Someone once said to me that the only difference between a professional fiction writer and one who treats it as a hobby – or really, any art or craft — is the level of obsession. After treating writing as a hobby for the majority of my life, four years ago I decided to up my obsession level, and one of the ways I track my dedication is by doing a year-end review of what I’ve accomplished. I was dreading it this year, since, for various reasons I won’t go into here, the last four months of the year were pretty much lost. Here’s how it panned out:
Words of original fiction: 242,355
New stories written: 19
New novels written: 2
Story sales: 12
Novel sales: 0
Total story sales thus far: 25
Stories in the mail at the end of the year: 32
Publications this year: 6
Books read: 20
Money made in 2005: $1625.72
And in the end, I was pleasantly surprised, since the year stacks up well against the last three (in the high-obsession era). That word count is the equivalent of four novels, though half of it went to short stories. I had more sales and appearances than any other year. I was a little disappointed in the number of books read, since a writer needs to keep feeding the mind to stay fresh, but since I hardly read anything the last third of the year, it’s not too bad. Anyone who thinks there’s a lot of money in short stories probably just had their bubble burst, but you don’t write short stories for the money. You write them for the love of them, to build your skills as a writer, and to make a name for yourself if and when you go to sell your novels. I no longer track rejections, since it’s a meaningless number, and it seemed all the more meaningless after I racked up 500 of them. I learned long ago that selling a story often has more to do with connecting with the right editor at the right time than it does on the quality of the story. And since this is the case, there’s no reason to take rejection personally. Hard to do in actual practice, but reminding myself of this fact helps.

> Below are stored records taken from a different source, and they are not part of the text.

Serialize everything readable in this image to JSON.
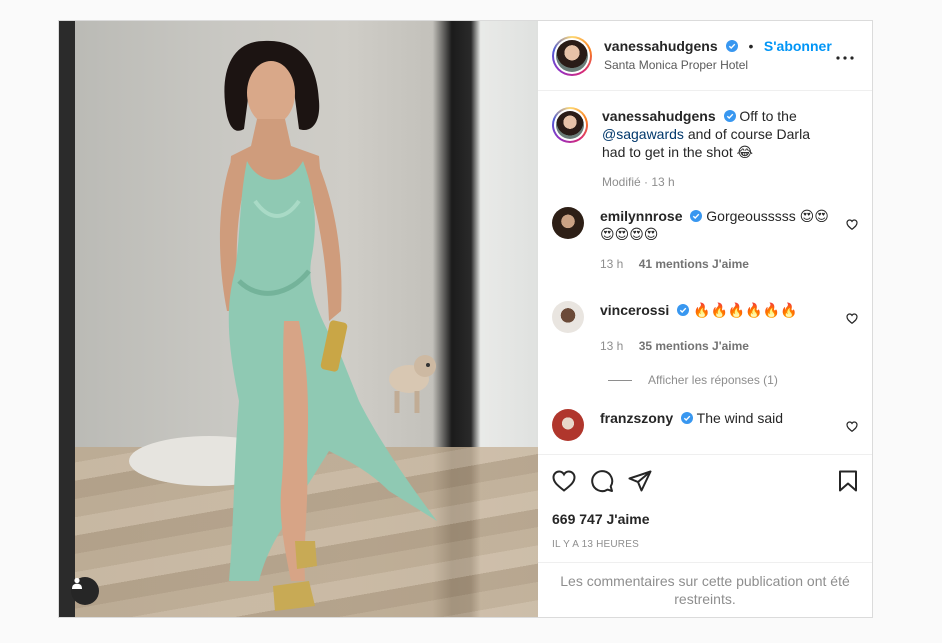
{
  "post": {
    "author": "vanessahudgens",
    "follow_label": "S'abonner",
    "dot": "•",
    "location": "Santa Monica Proper Hotel"
  },
  "caption": {
    "author": "vanessahudgens",
    "text_before": "Off to the",
    "mention": "@sagawards",
    "text_after": "and of course Darla had to get in the shot 😂",
    "meta": "Modifié · 13 h"
  },
  "comments": [
    {
      "author": "emilynnrose",
      "text": "Gorgeousssss 😍😍😍😍😍😍",
      "time": "13 h",
      "likes": "41 mentions J'aime"
    },
    {
      "author": "vincerossi",
      "text": "🔥🔥🔥🔥🔥🔥",
      "time": "13 h",
      "likes": "35 mentions J'aime"
    },
    {
      "author": "franzszony",
      "text": "The wind said"
    }
  ],
  "replies_label": "Afficher les réponses (1)",
  "likes_count": "669 747 J'aime",
  "timestamp": "IL Y A 13 HEURES",
  "restricted_notice": "Les commentaires sur cette publication ont été restreints.",
  "colors": {
    "accent": "#0095f6",
    "verified": "#3897f0",
    "dress": "#8fc9b3"
  }
}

I don’t post these numbers to brag, but just as a reminder to anyone who thinks luck is a major factor in a writer’s (or any artist’s) success that it has a lot more to do with work ethic than anything else. You can overwhelm just about any run of bad luck with massive amounts of work. And if you do have some bad luck sometime during your year – I certainly did this year – all that hard work when things were going well might pleasantly surprise you – as it did me – when you add up the numbers.
Now on to 2006! I feel productive, and since I know that I’ll probably have some twists and turns during the year that’ll get in the way of the writing . . . well, I better make the most of this time while it lasts, right?
Note: Since I don’t believe I’ve mentioned it on the blog yet, a couple weeks ago I made my 25th short story sale: “The Grand Mal Reaper,” a tale of a man who suffers from seizures and another, more sinister, affliction, to Realms of Fantasy, the leading fantasy magazine.